Now, he says, the custodians focus on clearing the trash and getting each room fogged with disinfectant. A desk might still have marks on it, but those marks will have been fogged, he said.
If there was one thing he wanted parents to know, he said, it’s that the school really appreciates their families’ flexibility and the support they give their kids. Sometimes, he said, it’s a moment’s notice when they have to come pick up their child because another one has tested positive at school and they’ve been in close contact.

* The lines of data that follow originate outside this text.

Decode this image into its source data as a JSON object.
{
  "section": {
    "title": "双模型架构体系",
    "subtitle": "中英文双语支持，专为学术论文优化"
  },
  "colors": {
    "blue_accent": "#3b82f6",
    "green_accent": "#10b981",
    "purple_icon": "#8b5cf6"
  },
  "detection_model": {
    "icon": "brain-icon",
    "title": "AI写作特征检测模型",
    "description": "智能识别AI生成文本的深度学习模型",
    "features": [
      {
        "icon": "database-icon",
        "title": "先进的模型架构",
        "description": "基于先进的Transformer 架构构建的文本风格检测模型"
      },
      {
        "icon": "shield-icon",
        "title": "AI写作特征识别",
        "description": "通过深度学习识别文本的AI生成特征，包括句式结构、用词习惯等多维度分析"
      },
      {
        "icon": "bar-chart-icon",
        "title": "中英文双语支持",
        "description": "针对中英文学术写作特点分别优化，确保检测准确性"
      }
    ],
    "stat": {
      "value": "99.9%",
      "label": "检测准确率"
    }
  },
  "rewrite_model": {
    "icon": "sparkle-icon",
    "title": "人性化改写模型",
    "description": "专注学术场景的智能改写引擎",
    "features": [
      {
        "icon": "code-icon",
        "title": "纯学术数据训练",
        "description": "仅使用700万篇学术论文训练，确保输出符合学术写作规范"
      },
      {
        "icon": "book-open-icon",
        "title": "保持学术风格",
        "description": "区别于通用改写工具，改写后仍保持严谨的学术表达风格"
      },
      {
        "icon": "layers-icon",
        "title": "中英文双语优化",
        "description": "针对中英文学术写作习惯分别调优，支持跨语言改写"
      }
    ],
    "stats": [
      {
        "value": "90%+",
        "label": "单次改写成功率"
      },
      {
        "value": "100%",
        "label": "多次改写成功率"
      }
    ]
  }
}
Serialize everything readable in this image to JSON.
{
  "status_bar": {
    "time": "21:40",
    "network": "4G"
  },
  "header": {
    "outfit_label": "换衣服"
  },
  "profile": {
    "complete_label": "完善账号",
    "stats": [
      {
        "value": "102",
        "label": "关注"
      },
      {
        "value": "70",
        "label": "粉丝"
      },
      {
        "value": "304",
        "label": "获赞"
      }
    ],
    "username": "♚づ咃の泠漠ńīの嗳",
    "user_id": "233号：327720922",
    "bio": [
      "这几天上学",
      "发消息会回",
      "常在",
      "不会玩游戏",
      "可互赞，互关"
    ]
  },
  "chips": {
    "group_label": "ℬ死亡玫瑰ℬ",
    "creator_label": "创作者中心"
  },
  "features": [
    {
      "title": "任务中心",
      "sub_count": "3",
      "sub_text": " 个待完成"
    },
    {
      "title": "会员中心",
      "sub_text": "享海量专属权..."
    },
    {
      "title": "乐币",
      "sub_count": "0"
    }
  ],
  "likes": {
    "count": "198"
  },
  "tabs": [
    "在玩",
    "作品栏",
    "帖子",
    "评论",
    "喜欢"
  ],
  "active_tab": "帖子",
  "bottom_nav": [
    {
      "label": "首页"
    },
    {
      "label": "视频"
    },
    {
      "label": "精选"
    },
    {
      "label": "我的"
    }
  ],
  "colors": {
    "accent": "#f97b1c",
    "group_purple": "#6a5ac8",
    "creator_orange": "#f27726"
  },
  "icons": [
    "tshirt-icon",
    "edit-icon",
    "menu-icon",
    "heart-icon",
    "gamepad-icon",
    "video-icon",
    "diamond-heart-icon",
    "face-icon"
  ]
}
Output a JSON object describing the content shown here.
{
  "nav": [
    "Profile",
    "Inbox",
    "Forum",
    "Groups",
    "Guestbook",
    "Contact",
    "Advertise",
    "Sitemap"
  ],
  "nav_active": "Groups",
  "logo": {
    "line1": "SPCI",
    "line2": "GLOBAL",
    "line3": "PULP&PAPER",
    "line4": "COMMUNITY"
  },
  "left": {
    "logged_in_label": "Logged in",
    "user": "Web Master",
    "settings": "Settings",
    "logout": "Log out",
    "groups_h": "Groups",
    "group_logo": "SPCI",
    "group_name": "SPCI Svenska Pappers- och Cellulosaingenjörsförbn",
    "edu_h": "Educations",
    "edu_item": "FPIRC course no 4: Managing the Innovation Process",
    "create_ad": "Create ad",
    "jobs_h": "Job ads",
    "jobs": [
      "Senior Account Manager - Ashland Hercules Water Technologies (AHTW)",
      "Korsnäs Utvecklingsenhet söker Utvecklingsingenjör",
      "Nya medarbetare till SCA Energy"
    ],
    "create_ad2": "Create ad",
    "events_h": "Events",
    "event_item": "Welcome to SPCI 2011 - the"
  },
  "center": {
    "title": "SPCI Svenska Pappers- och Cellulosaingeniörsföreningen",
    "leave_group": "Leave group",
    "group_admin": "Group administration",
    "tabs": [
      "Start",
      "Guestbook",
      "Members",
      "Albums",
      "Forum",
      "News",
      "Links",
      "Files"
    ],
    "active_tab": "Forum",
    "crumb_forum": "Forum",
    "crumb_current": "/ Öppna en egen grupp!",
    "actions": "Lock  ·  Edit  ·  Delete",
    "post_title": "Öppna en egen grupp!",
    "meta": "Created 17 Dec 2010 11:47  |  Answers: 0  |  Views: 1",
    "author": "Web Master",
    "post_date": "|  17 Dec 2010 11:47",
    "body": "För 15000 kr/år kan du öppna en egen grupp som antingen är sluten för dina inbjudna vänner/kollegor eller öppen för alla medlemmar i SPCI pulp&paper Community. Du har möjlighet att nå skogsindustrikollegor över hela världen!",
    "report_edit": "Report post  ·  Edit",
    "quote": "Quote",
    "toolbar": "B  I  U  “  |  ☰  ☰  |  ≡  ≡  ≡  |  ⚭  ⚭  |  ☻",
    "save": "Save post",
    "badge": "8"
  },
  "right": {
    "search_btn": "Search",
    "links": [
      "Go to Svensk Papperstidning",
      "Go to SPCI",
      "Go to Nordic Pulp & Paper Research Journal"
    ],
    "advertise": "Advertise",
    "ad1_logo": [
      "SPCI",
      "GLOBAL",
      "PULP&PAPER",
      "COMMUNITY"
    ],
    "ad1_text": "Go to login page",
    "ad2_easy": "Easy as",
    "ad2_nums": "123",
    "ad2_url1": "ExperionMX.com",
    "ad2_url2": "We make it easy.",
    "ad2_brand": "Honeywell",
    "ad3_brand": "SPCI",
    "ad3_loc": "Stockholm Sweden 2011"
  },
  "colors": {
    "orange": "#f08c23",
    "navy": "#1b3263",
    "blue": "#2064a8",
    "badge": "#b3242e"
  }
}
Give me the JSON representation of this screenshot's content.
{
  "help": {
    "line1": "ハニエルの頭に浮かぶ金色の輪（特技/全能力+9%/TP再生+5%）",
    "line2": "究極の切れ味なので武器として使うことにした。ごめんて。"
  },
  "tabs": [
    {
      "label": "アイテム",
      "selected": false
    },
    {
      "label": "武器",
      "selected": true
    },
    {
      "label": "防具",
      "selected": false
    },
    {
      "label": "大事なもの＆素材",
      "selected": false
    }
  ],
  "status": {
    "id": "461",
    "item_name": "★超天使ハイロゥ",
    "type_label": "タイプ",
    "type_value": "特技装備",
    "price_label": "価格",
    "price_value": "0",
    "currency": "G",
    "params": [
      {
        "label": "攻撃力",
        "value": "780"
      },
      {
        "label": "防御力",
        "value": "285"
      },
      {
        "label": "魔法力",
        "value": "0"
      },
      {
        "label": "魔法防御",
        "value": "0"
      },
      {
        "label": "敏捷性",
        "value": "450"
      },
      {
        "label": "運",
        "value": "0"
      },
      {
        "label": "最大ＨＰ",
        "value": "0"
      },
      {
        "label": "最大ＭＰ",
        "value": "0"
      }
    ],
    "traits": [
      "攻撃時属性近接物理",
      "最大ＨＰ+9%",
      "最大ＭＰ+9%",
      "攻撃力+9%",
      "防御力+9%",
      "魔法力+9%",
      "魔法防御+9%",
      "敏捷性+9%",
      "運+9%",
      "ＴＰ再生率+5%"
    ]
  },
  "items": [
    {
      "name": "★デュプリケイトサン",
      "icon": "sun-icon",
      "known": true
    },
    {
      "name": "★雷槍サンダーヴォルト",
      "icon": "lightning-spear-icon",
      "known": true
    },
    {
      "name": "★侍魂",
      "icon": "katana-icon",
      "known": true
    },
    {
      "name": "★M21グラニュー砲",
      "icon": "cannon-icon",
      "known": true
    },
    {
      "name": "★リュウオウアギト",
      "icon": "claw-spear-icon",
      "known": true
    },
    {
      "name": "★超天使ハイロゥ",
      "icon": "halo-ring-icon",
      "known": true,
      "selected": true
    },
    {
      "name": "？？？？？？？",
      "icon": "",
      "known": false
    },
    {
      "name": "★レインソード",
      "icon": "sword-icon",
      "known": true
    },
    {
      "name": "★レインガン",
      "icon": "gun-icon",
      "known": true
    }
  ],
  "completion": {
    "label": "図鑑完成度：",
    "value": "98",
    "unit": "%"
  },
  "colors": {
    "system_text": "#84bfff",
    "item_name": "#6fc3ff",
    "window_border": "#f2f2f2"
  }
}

He knows they are frustrated and dealing with COVID fatigue.
“I want parents to know that we are going to great lengths to keep our schools open and continue with face-to-face instruction,” he said. “But during those times, we may need to close and it’s because we’re doing it with student safety in mind.”
Leida predicts there will be other fallout from schools having to deal with COVID-19.
He thinks there will be fewer students going into education at college after having to deal with a pandemic in high school.
“They see what’s going on,” he said. “So I think we need to really think deeply and innovatively around how we are going to somehow stimulate the flood of people that are interested in the profession. This is a talent-based industry.”
Asked what role resiliency plays in the school situation, Leida said he has put a lot of thought into that.
Most people expect to deal with setbacks or frustrations, but he has a story to illustrate what teachers may have to deal with.
One of the Colonial schools had a boiler out a few days ago. When teachers and students arrived it was 60 degrees in the school.
“You can muddle through the morning at 60 degrees,” he said. “You may be able to do it for a whole day. But can you do it for a week? Can you do it for a month? I don’t know. It just starts to drain you,” Leida said.
“I think people have actually been very resilient. But now we’re just about two years in and I think every time we begin to see this light of hope, the next wave crashes down.”
And, he said, “Every surge hurts education in a really difficult way.”
Betsy Price is a Wilmington freelance writer who has 40 years of experience, including 15 at The News Journal in Delaware.